Guerrillas killed six coalition soldiers and at least seven Iraqis in southern Iraq on Saturday in a coordinated assault on nations that answered US calls for troops to stabilise the country it invaded.
The attacks in Kerbala, a town holy to Shi’ite Muslims, also wounded 37 soldiers, including five Americans, and at least 80 Iraqis, US military officials and local hospitals said.
General Andrzej Tyszkiewicz, who is the head of the multi-national force in the region, said the attackers used four suicide car bombs, mortars and machineguns against two foreign military bases and a town council building housing local police.
Thailand’s Foreign Ministry said two of the dead soldiers were Thais.
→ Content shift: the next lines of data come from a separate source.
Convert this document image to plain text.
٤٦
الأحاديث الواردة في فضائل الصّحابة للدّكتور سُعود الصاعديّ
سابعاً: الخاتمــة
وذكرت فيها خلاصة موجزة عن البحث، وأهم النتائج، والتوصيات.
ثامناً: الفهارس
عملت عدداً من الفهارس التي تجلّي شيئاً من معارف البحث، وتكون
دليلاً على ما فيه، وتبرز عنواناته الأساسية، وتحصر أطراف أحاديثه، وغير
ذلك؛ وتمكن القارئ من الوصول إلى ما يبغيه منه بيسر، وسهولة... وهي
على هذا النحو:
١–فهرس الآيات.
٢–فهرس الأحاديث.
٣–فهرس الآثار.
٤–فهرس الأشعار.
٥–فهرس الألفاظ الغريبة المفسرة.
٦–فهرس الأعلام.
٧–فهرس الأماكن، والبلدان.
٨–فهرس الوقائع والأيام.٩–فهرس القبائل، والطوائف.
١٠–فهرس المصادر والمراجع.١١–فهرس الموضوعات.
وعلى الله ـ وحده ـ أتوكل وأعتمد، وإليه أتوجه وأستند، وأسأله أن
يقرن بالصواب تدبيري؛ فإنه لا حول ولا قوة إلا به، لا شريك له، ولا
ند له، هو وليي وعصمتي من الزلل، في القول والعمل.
Bulgaria’s Defence Ministry said four of its troops had been killed by one of the several car bombs that ripped through the town.
‘‘This was a planned, coordinated and massed attack,’’ the Polish PAP news agency quoted Tyszkiewicz as saying of the Kerbala raids. ‘‘In all cases, the suicide drivers were shot dead before they could strike their targets.’’
The attacks dealt yet another blow to hopes the December 13 capture of former President Saddam Hussein would soon rein in violence in Iraq that Washington blames on Saddam loyalists and Muslim militants. Iraqis said a fuel truck tried to smash its way into a Polish base before bursting into flame, killing several Iraqis.